Chaque semaine, Clément Viktorovitch nous offre son analyse sur les discussions politiques ainsi que leurs conséquences. Ce Dimanche 1er octobre, l’éventuelle modification de notre Constitution est l’objet de plusieurs interrogations qui alimentent l’actualité, la première d’entre elles étant un éventuel référendum concernant l’immigration.
Le journaliste Philippe Bernard, écrivant pour Le Monde, a attiré notre attention sur une déclaration passée jusque-là inaperçue. Cette affirmation était contenue dans la lettre adressée par Emmanuel Macron aux dirigeants des partis politiques, suite à la rencontre de Saint-Denis en août. Macron y disait : « La problématique de l’immigration sera abordée, d’une part, au Parlement, (…) d’autre part, à travers la question du référendum et des modifications constitutionnelles éventuelles. » Cette déclaration inattendue du président de la République laisse envisager une éventuelle réalisation d’une vieille revendication du Rassemblement national et, désormais, des Républicains : la tenue d’un référendum sur l’immigration.
Cependant, on peut douter de la possibilité de réaliser un tel référendum. Selon des experts en droit, tels que Dominique Rousseau, professeur à l’université de Paris 1, ou Didier Maus, ancien président de l’Association française de droit constitutionnel, la tenue de ce genre de référendum nécessite de passer par l’article 89 de notre Constitution qui permet précisément de la modifier.
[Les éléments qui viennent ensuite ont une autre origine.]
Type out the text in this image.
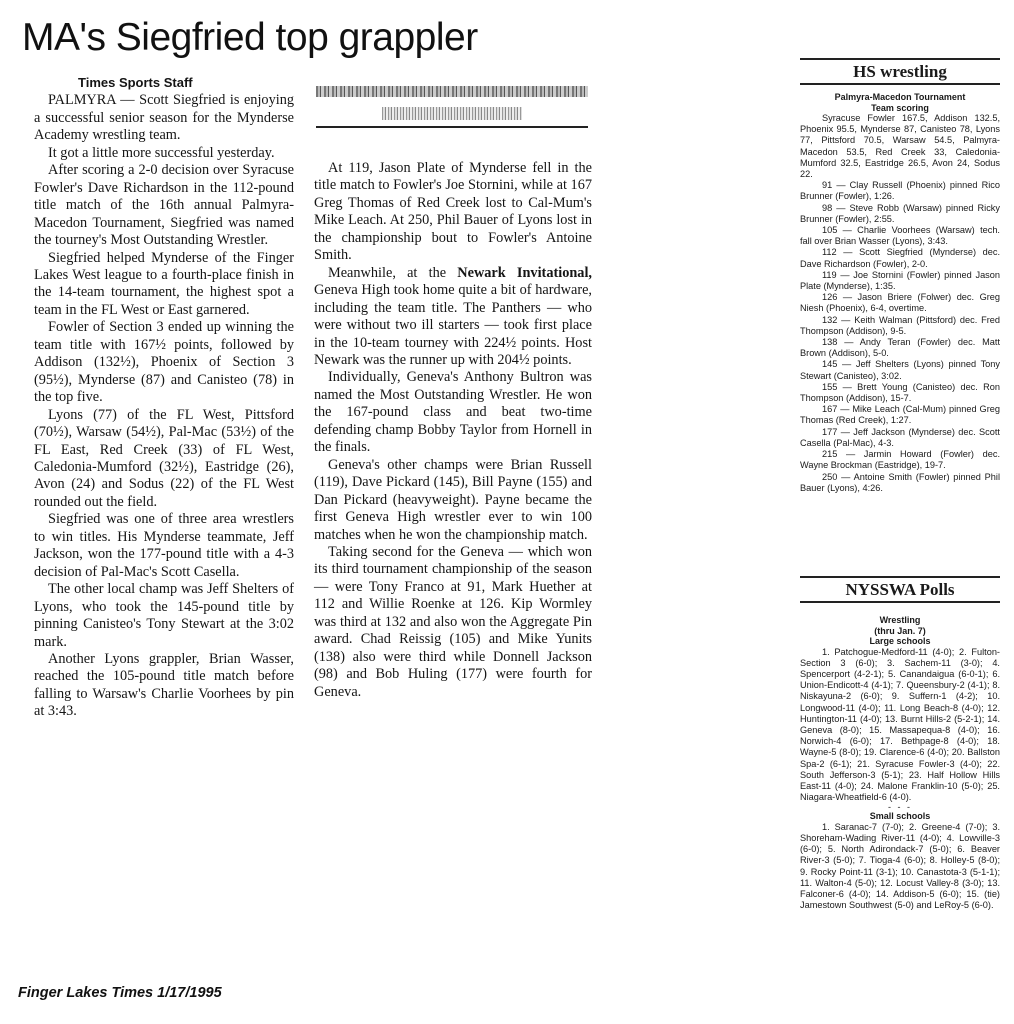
MA's Siegfried top grappler
Times Sports Staff

PALMYRA — Scott Siegfried is enjoying a successful senior season for the Mynderse Academy wrestling team.

It got a little more successful yesterday.

After scoring a 2-0 decision over Syracuse Fowler's Dave Richardson in the 112-pound title match of the 16th annual Palmyra-Macedon Tournament, Siegfried was named the tourney's Most Outstanding Wrestler.

Siegfried helped Mynderse of the Finger Lakes West league to a fourth-place finish in the 14-team tournament, the highest spot a team in the FL West or East garnered.

Fowler of Section 3 ended up winning the team title with 167½ points, followed by Addison (132½), Phoenix of Section 3 (95½), Mynderse (87) and Canisteo (78) in the top five.

Lyons (77) of the FL West, Pittsford (70½), Warsaw (54½), Pal-Mac (53½) of the FL East, Red Creek (33) of FL West, Caledonia-Mumford (32½), Eastridge (26), Avon (24) and Sodus (22) of the FL West rounded out the field.

Siegfried was one of three area wrestlers to win titles. His Mynderse teammate, Jeff Jackson, won the 177-pound title with a 4-3 decision of Pal-Mac's Scott Casella.

The other local champ was Jeff Shelters of Lyons, who took the 145-pound title by pinning Canisteo's Tony Stewart at the 3:02 mark.

Another Lyons grappler, Brian Wasser, reached the 105-pound title match before falling to Warsaw's Charlie Voorhees by pin at 3:43.

At 119, Jason Plate of Mynderse fell in the title match to Fowler's Joe Stornini, while at 167 Greg Thomas of Red Creek lost to Cal-Mum's Mike Leach. At 250, Phil Bauer of Lyons lost in the championship bout to Fowler's Antoine Smith.

Meanwhile, at the Newark Invitational, Geneva High took home quite a bit of hardware, including the team title. The Panthers — who were without two ill starters — took first place in the 10-team tourney with 224½ points. Host Newark was the runner up with 204½ points.

Individually, Geneva's Anthony Bultron was named the Most Outstanding Wrestler. He won the 167-pound class and beat two-time defending champ Bobby Taylor from Hornell in the finals.

Geneva's other champs were Brian Russell (119), Dave Pickard (145), Bill Payne (155) and Dan Pickard (heavyweight). Payne became the first Geneva High wrestler ever to win 100 matches when he won the championship match.

Taking second for the Geneva — which won its third tournament championship of the season — were Tony Franco at 91, Mark Huether at 112 and Willie Roenke at 126. Kip Wormley was third at 132 and also won the Aggregate Pin award. Chad Reissig (105) and Mike Yunits (138) also were third while Donnell Jackson (98) and Bob Huling (177) were fourth for Geneva.

Finger Lakes Times 1/17/1995
HS wrestling
Palmyra-Macedon Tournament
Team scoring

Syracuse Fowler 167.5, Addison 132.5, Phoenix 95.5, Mynderse 87, Canisteo 78, Lyons 77, Pittsford 70.5, Warsaw 54.5, Palmyra-Macedon 53.5, Red Creek 33, Caledonia-Mumford 32.5, Eastridge 26.5, Avon 24, Sodus 22.

91 — Clay Russell (Phoenix) pinned Rico Brunner (Fowler), 1:26.

98 — Steve Robb (Warsaw) pinned Ricky Brunner (Fowler), 2:55.

105 — Charlie Voorhees (Warsaw) tech. fall over Brian Wasser (Lyons), 3:43.

112 — Scott Siegfried (Mynderse) dec. Dave Richardson (Fowler), 2-0.

119 — Joe Stornini (Fowler) pinned Jason Plate (Mynderse), 1:35.

126 — Jason Briere (Folwer) dec. Greg Niesh (Phoenix), 6-4, overtime.

132 — Keith Walman (Pittsford) dec. Fred Thompson (Addison), 9-5.

138 — Andy Teran (Fowler) dec. Matt Brown (Addison), 5-0.

145 — Jeff Shelters (Lyons) pinned Tony Stewart (Canisteo), 3:02.

155 — Brett Young (Canisteo) dec. Ron Thompson (Addison), 15-7.

167 — Mike Leach (Cal-Mum) pinned Greg Thomas (Red Creek), 1:27.

177 — Jeff Jackson (Mynderse) dec. Scott Casella (Pal-Mac), 4-3.

215 — Jarmin Howard (Fowler) dec. Wayne Brockman (Eastridge), 19-7.

250 — Antoine Smith (Fowler) pinned Phil Bauer (Lyons), 4:26.

NYSSWA Polls
Wrestling
(thru Jan. 7)
Large schools

1. Patchogue-Medford-11 (4-0); 2. Fulton-Section 3 (6-0); 3. Sachem-11 (3-0); 4. Spencerport (4-2-1); 5. Canandaigua (6-0-1); 6. Union-Endicott-4 (4-1); 7. Queensbury-2 (4-1); 8. Niskayuna-2 (6-0); 9. Suffern-1 (4-2); 10. Longwood-11 (4-0); 11. Long Beach-8 (4-0); 12. Huntington-11 (4-0); 13. Burnt Hills-2 (5-2-1); 14. Geneva (8-0); 15. Massapequa-8 (4-0); 16. Norwich-4 (6-0); 17. Bethpage-8 (4-0); 18. Wayne-5 (8-0); 19. Clarence-6 (4-0); 20. Ballston Spa-2 (6-1); 21. Syracuse Fowler-3 (4-0); 22. South Jefferson-3 (5-1); 23. Half Hollow Hills East-11 (4-0); 24. Malone Franklin-10 (5-0); 25. Niagara-Wheatfield-6 (4-0).

- - -
Small schools

1. Saranac-7 (7-0); 2. Greene-4 (7-0); 3. Shoreham-Wading River-11 (4-0); 4. Lowville-3 (6-0); 5. North Adirondack-7 (5-0); 6. Beaver River-3 (5-0); 7. Tioga-4 (6-0); 8. Holley-5 (8-0); 9. Rocky Point-11 (3-1); 10. Canastota-3 (5-1-1); 11. Walton-4 (5-0); 12. Locust Valley-8 (3-0); 13. Falconer-6 (4-0); 14. Addison-5 (6-0); 15. (tie) Jamestown Southwest (5-0) and LeRoy-5 (6-0).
Organiser ce référendum semble être un véritable défi. En effet, avant de pouvoir soumettre un amendement constitutionnel à la votation populaire, il faut s’assurer que le texte a été approuvé dans les mêmes termes par les deux assemblées. Contrairement aux lois normales, le vote du Sénat est indispensable. Or, le Sénat est aujourd’hui dominé par une large majorité de droite. A chaque fois qu’Emmanuel Macron a voulu modifier la Constitution depuis le début de son mandat, il s’est heurté à l’opposition des sénateurs LR. Ils ont imposé des conditions toujours plus contraignantes jusqu’à ce que Macron recule. C’est ce qui s’est produit pour la réforme des institutions et pour l’inscription de l’écologie parmi les principes de la République. La même chose pourrait se produire pour l’immigration, étant donné l’ampleur des exigences déjà émises, ce qui rend difficile pour Macron de concéder une telle victoire à l’opposition.
Manœuvre politique
En insérant cette petite phrase dans sa lettre, le président français s’engage dans une stratégie politique. Il est possible qu’Emmanuel Macron feigne de considérer un référendum sur l’immigration, tout en sachant que cela n’aboutira probablement pas, afin de pouvoir rejeter l’échec sur la droite sénatoriale. Cela rappelle la stratégie utilisée par François Hollande lorsqu’il avait tenté, sans succès mais délibérément, de changer la Constitution pour tenir l’une de ses promesses: le droit de vote des étrangers aux élections locales. Cela conduit à chaque fois au même résultat : l’affaiblissement de la confiance des citoyens en l’efficacité de l’action publique. A force de promettre des révisions constitutionnelles dont chacun sait qu’elles n’aboutiront pas, cela nourrit l’idée que les dirigeants politiques sont impuissants.
Il y a aussi un problème démocratique. Le système de vote pour le Sénat favorise les petites communes rurales. Or, elles ont toujours plus voté à droite que le reste de la population. Notre chambre haute est donc structurellement avantageuse pour les partis de droite. En 65 ans de Ve République, le Sénat n’a eu une majorité à gauche que pendant trois courtes années, de 2011 à 2014. Par conséquent, il est très difficile pour un gouvernement qui n’est pas de droite de réussir à modifier notre Constitution. Nicolas Sarkozy a réussi une révision majeure en 2008. François Hollande a dû se contenter d’une réforme modeste centrée sur la lutte contre le terrorisme. Emmanuel Macron, jusqu’à présent, n’a pas réussi à faire passer de modifications constitutionnelles.
Revoir les règles de révisions constitutionnelles ?
Ce n’est pas nécessairement une bonne idée : il faut rester prudent. Une Constitution est censée offrir des garanties de stabilité et de respect des droits fondamentaux aux citoyens, ce qui exige qu’elle ne soit pas modifiée trop fréquemment. Cependant, il n’est pas normal qu’un camp politique détienne, effectivement, le monopole des révisions constitutionnelles d’envergure, surtout un camp qui n’obtient pas plus de 5% des votes présidentiels, mais qui contrôle toujours le Sénat.
Si nous commencions par réformer le processus électoral pour le Sénat et que nous nous abstenions d’utiliser les projets de révision constitutionnelle comme des outils de propagande électorale, cela pourrait déjà améliorer notre vie démocratique et notre débat public.